本能の式が分かればその式とは色であり、上が白なら下は黒だとわかるなら、白が優れるなら、黒は劣るとわかる。


 なら、迫られた二択で択ぶのは優れるで優れるは、すぐれるですぐれるは勝れるで優れるを選ぶことが勝れるである限り、劣ることが負けることで負けることが黒である限り、勝つことが白となり、白が上で黒が下となることが自然であり、自然である限り本能には逆らえない、つまり理性は上辺の建前以上のものにはなれないことを、あなたは理解出来た。
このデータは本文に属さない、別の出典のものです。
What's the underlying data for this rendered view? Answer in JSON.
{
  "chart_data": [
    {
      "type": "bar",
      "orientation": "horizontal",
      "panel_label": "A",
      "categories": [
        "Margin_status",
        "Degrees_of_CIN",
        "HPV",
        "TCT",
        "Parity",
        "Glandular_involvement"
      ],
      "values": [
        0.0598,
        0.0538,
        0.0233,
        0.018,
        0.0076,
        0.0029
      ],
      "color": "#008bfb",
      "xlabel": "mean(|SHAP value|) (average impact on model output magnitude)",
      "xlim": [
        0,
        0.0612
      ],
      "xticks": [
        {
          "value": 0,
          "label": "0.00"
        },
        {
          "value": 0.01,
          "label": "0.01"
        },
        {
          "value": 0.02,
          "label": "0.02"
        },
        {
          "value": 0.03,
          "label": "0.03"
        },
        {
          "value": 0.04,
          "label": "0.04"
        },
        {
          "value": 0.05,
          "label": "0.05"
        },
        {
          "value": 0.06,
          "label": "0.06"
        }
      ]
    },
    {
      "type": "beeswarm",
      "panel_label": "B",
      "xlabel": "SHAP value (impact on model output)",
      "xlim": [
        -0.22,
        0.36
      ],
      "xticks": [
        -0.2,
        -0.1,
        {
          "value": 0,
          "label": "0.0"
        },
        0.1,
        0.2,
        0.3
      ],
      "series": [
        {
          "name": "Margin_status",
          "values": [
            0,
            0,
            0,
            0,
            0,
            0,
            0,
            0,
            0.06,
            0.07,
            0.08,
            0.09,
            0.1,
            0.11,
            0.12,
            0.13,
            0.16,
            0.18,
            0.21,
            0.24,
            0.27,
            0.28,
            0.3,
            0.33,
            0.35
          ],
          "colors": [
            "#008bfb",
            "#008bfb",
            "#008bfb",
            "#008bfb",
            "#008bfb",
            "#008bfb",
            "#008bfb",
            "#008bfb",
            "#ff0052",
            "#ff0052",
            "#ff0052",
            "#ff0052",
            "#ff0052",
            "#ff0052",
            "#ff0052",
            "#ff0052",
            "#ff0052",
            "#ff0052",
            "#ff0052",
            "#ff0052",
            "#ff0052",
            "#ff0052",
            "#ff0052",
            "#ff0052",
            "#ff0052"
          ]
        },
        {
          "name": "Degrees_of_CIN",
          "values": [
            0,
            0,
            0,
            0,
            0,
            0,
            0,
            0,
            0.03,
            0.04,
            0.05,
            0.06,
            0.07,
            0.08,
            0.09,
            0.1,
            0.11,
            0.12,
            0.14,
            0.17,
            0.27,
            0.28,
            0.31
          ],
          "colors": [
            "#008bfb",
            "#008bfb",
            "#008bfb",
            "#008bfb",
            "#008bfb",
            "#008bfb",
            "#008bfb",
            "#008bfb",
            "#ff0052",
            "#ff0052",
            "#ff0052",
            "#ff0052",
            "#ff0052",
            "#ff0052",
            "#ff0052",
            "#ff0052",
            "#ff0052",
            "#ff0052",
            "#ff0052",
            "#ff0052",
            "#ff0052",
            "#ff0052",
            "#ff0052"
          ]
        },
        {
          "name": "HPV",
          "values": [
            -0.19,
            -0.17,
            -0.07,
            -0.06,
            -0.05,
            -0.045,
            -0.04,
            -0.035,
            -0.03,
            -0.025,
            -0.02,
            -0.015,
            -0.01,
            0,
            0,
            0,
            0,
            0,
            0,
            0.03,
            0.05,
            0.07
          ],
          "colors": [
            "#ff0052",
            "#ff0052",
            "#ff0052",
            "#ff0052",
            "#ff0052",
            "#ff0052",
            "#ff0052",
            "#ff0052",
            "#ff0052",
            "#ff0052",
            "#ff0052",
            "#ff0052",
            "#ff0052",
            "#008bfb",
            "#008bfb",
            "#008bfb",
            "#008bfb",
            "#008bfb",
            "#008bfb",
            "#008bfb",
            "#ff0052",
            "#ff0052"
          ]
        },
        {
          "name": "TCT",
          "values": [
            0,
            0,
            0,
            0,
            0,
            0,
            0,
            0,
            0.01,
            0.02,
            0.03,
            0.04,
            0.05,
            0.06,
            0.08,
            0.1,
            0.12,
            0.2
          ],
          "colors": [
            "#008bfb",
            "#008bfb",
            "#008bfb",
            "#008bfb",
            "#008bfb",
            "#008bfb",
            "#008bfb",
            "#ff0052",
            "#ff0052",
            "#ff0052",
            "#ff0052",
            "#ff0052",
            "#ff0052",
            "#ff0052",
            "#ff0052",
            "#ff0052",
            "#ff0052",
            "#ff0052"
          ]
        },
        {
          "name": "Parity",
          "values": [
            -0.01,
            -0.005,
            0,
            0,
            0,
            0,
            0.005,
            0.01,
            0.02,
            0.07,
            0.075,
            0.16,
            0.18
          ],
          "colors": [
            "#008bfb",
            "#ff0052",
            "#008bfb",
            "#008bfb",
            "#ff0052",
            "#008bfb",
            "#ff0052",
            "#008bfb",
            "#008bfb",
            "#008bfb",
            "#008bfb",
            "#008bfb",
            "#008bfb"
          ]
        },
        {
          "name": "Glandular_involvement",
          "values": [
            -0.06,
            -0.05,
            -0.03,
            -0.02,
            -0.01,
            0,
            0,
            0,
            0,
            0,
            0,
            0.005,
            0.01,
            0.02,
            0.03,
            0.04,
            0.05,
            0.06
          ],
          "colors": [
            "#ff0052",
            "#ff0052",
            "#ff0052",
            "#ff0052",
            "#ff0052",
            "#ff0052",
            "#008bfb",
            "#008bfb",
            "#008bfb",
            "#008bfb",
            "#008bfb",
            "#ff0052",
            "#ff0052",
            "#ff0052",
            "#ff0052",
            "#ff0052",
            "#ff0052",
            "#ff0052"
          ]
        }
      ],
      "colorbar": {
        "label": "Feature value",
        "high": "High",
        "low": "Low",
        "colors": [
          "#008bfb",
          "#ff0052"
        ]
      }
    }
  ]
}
 なら、理解の色が黒で、黒が示す下が理性に通じる方向で、二択という簡潔な力は力の向きを開くか閉じるかに迫り、閉じるが黒で、開くが白なら白が火で、黒が水となり、白が熱で黒が冷で、白が気体で黒が液体で、上が青で下が赤で、劣る、少ない力が小さい力になるなら情となり、赤は赦す、人を憂う心を貫く丹となることもわかった。


 一を十に変えるには、変わるための何かを、それはある力として作用する。作用させるためには通じないとならないわけで、その変わるために通じさせるある力となる何かは、あらゆる物、あらゆる事、に通じないと変えることはない。


 ということがあなたに本当に通じたなら、変わるための力としての何かには、その何かが変わることで作用する、つまり、通じる物と事に限りがあることに気づく。


 と、漠然と出来る限り具体的になることを避け、抽象的に言葉を並べたのには、意味がある。


 通じる何をある力から、数える力に変える。数える力が通じる、つまり作用する、それは、計算出来るという力として、通じる限りとは、具体的な言葉にするとその力が通じる限りとは、どこにあるかというと、簡単に一言で通じさせると、あなたにある。